Over the course of my unintentional sabbatical some exciting things happened. For starters Christian (the C man) got down on one knee, gave me something sparkly and I said yes. Meaning that we’re engaged. As in getting married and becoming one with lots of lovey dovey, mushy stuff. As in engagement photos and wedding planning and cake tasting. Truthfully, I haven’t even got to the cake tasting part but good Lord that is the thing I’m looking forward to the most. I love me a good cake.

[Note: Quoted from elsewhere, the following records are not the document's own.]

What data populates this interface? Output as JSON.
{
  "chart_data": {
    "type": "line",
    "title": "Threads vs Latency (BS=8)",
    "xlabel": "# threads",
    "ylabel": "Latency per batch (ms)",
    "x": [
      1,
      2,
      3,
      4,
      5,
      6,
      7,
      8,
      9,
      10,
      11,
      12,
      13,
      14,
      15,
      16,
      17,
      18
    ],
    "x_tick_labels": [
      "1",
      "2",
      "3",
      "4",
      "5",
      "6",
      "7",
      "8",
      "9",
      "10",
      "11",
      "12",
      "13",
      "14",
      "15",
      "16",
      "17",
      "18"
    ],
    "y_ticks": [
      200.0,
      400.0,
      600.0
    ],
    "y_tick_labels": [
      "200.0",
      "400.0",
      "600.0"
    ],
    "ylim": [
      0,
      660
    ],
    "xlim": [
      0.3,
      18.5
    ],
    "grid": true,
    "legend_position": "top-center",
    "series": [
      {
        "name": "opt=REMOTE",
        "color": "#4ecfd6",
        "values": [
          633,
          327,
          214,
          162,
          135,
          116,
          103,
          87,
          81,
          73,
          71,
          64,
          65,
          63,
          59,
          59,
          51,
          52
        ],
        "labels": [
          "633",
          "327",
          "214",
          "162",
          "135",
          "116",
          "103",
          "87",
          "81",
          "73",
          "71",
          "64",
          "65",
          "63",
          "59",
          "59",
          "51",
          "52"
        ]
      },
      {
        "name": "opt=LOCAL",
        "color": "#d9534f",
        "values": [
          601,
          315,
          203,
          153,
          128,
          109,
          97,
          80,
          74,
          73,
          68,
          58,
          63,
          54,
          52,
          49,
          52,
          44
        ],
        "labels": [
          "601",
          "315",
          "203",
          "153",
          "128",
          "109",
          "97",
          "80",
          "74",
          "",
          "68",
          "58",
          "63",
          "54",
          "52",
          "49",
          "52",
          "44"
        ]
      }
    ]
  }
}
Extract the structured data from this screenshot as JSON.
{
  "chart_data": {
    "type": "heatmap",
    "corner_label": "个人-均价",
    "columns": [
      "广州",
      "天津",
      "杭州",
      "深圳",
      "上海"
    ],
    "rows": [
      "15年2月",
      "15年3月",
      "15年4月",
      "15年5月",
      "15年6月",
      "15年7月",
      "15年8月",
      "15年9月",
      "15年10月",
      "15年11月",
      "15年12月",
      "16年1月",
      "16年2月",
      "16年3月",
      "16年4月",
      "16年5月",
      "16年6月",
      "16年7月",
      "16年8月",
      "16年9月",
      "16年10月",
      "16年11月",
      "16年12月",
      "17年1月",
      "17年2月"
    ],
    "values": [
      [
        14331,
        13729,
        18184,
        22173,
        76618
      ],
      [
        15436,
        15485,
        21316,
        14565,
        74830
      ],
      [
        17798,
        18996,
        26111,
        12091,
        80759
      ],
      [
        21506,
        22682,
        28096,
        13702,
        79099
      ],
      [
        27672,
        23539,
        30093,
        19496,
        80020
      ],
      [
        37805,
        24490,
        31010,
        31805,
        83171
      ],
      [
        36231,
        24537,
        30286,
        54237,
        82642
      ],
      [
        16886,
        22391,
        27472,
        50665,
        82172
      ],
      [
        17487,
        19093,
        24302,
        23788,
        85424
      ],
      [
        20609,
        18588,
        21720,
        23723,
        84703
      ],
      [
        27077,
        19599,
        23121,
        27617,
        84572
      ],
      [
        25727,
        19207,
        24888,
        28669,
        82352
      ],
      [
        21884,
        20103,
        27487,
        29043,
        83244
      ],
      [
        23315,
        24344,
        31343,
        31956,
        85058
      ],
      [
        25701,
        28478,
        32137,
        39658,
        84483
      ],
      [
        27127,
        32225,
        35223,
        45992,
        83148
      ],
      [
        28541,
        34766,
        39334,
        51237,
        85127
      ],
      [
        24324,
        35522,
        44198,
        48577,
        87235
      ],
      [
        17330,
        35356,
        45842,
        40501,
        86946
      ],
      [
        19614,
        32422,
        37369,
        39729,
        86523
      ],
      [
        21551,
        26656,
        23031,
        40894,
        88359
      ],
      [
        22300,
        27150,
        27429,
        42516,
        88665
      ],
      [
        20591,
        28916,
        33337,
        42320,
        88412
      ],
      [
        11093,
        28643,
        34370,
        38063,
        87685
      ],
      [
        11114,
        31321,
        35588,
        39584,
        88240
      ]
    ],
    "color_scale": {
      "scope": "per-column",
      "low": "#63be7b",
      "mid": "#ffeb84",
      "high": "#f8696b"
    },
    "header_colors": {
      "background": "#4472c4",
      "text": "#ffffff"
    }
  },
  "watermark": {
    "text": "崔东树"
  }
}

As you can imagine things have been hectic. Somedays I feel like a crazy person running around while other days I’m totally nonchalant as in “This wedding that’s quickly approaching? No, of course it doesn’t phase me”. I’d say you’d have a 50/50 chance on who will show up on any given day. We’re also house hunting because who doesn’t love a little added chaos? I know that I sure do. We actually wrote a contract and made an offer on one so keep your fingers crossed.

Charles doesn’t know what to make of the situation, though I’m pretty sure he’s excited to have a Father. Jacqui’s response when I told her about our engagement was “Oh good, Charles won’t be a bastard anymore”… so clearly it’s something that’s been heavily weighing on him.

I promise to give more updates soon… I’ve been so brief and there’s so much going on!

 

It’s been a while.

I can’t believe that it’s been three months since I posted. Well, maybe I can. Since April third, so much has changed and for one reason or another I’ve been consumed with a feeling of privacy. There was nothing I wanted more than to close off, sort my thoughts and feelings on my own… to celebrate, to shout and to smile on my own.

So, that’s what I did. I barely posted on Facebook, Twitter was non-existent and I all but pretended that this blog didn’t exist. Seems I couldn’t keep my head buried in the sand for too long since my URL renewal came up. The universe has a way of sneaking up or seeping in, and making you confront the very things you’ve fought to avoid. Meaning, here I am. There are so many things to say, to update, to write about. I’ve had stories and thoughts swirling each and everyday, but no drive or hope to get them onto the interwebs or even onto paper. There is some great and exciting news and I’ve surrounded myself with it, so I’m pulling up my big girl panties and taking a walk in the sunshine because no more hiding, only moving forward and living.